Seems there is still the problem of statistical pre-goal unification which hasn’t upset the PacMan experiment yet, but is likely to when a pre-goal is created with edible ghosts. I’ll have top give more thought to sorting that out later.

A testing policy from PacMan:
Policy:
(distanceGhost player ?X ?__Num7&:(betweenRange ?__Num7 2.0 12.666666666666666)) (nonblinking ?X) (aggressive ?X) (pacman player) => (fromGhost ?X ?__Num7)
(distanceFruit player fruit ?__Num9&:(betweenRange ?__Num9 2.0 14.5)) (pacman player) => (toFruit fruit ?__Num9)
(distancePowerDot player ?X ?__Num1&:(betweenRange ?__Num1 0.0 51.0)) (pacman player) => (toPowerDot ?X ?__Num1)
(distanceDot player ?X ?__Num3&:(betweenRange ?__Num3 0.0 52.0)) (pacman player) => (toDot ?X ?__Num3)
(distancePowerDot player ?X ?__Num2&:(betweenRange ?__Num2 19.5 29.25)) (pacman player) => (fromPowerDot ?X ?__Num2)
(distanceGhostCentre player ?X ?__Num8&:(betweenRange ?__Num8 0.0 13.0)) (pacman player) => (toGhostCentre ?X ?__Num8)
(distanceGhost player ?X ?__Num6&:(betweenRange ?__Num6 34.0 43.0)) (pacman player) => (toGhost ?X ?__Num6)
(junctionSafety ?X ?__Num4&:(betweenRange ?__Num4 -8.0 0.0)) => (toJunction ?X ?__Num4)
(distanceGhostCentre player ?X ?__Num5&:(betweenRange ?__Num5 0.0 52.0)) (pacman player) => (fromGhostCentre ?X ?__Num5)

Clearly from ghost behaviour is most important, along with eating fruit and using the powerdot to keep the ghosts placid. The toDot is all encompassing and will always be active. The fromPowerDot rule will only trigger at a distance, so it has no value. The toGhost rules have little value currently, as they don’t include the edible attribute, but that is likely because they can’t be included. The last 2 are practically useless, though the all-compassing fromGhostCentre does lend some defensive behaviour.

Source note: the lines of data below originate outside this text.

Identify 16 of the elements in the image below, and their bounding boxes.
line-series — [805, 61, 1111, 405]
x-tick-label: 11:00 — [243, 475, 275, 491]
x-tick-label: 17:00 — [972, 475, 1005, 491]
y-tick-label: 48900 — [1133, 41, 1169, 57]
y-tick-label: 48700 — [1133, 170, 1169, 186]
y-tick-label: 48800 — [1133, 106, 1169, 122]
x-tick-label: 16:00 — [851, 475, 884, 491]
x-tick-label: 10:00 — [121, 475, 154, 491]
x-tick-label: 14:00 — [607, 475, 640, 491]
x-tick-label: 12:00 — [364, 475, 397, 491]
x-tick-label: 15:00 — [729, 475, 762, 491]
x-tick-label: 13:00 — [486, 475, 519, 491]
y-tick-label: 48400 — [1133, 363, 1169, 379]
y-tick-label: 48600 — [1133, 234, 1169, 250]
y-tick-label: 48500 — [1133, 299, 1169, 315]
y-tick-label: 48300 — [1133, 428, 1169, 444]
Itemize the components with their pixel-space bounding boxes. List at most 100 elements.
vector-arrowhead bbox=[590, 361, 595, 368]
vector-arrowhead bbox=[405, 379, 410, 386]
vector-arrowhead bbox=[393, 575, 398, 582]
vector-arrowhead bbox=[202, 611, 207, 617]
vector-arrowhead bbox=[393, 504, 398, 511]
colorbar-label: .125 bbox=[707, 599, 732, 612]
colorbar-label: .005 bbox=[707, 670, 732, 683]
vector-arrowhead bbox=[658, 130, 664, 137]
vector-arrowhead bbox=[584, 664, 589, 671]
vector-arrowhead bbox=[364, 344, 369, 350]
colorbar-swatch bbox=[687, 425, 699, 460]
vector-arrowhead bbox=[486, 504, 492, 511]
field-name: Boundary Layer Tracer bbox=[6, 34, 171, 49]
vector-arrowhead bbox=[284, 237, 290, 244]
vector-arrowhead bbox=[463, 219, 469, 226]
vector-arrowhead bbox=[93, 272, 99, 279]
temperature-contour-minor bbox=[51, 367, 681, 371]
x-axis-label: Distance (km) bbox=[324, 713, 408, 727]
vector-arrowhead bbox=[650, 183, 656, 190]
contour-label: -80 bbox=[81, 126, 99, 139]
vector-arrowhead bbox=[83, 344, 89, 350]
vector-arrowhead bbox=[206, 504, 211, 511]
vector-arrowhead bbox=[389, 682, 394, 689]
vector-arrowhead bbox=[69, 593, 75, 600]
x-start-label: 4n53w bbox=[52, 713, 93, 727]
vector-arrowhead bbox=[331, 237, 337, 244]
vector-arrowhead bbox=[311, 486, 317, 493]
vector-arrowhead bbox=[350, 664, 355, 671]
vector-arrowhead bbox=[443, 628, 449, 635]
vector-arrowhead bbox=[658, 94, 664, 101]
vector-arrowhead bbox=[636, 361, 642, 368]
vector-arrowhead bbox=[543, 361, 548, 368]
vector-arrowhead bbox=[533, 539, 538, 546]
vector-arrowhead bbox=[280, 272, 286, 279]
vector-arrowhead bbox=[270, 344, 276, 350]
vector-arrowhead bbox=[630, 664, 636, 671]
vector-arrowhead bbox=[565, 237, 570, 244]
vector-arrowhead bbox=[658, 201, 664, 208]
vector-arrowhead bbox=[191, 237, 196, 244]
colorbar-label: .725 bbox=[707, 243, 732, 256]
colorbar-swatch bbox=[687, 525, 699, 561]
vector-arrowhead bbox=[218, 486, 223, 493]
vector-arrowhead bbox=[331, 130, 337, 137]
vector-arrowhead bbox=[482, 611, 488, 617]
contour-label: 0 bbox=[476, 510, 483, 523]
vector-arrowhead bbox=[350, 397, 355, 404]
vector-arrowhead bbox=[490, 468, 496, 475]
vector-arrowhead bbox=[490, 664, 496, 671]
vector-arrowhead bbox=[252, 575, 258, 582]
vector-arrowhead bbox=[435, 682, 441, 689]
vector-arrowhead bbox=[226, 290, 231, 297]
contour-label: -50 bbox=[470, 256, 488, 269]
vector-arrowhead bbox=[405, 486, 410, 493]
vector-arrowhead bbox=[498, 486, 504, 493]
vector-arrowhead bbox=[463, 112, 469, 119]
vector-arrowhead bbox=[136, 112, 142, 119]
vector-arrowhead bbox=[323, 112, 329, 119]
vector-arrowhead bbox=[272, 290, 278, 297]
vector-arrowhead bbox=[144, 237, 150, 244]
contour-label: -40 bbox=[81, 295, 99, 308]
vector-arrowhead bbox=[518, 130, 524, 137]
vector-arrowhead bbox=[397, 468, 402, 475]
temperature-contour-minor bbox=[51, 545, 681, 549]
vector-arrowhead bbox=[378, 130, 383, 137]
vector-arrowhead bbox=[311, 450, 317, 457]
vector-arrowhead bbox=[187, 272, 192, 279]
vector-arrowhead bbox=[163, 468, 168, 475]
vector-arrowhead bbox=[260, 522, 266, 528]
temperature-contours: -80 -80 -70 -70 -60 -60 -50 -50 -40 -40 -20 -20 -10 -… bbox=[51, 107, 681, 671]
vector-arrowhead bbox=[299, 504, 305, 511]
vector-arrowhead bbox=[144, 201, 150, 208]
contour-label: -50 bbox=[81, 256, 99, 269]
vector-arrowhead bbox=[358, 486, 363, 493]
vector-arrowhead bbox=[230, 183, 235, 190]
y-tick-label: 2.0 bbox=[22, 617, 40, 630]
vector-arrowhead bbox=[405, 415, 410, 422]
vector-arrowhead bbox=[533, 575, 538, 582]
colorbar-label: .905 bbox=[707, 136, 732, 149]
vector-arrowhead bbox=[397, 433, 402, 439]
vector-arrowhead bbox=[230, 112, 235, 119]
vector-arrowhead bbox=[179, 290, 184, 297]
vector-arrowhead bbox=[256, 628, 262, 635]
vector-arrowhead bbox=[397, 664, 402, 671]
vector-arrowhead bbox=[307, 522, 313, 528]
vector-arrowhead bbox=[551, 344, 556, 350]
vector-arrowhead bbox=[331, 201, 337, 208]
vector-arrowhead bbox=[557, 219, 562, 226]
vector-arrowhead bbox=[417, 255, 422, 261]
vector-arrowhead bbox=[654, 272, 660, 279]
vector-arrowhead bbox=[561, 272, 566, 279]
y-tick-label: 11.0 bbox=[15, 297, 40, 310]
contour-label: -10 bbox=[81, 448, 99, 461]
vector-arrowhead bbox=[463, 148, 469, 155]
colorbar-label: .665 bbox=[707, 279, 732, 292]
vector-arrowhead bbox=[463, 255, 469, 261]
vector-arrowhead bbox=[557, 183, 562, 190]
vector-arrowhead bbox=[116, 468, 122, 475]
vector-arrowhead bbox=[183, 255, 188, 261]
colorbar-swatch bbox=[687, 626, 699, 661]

Just had a thought about pre-goal mutation and such. Haven’t fleshed out the possibilities yet, but mutate rules based on what constant elements are present and mutate in relevant conditions seen in conjunction with said elements. So a rule concerning a ghost would mutate in the 4 attributes concerning the ghost: edible, aggressive, blinking or nonblinking. This could also create an opening for negation, allowing me to remove half of those attributes. I’ll think on it.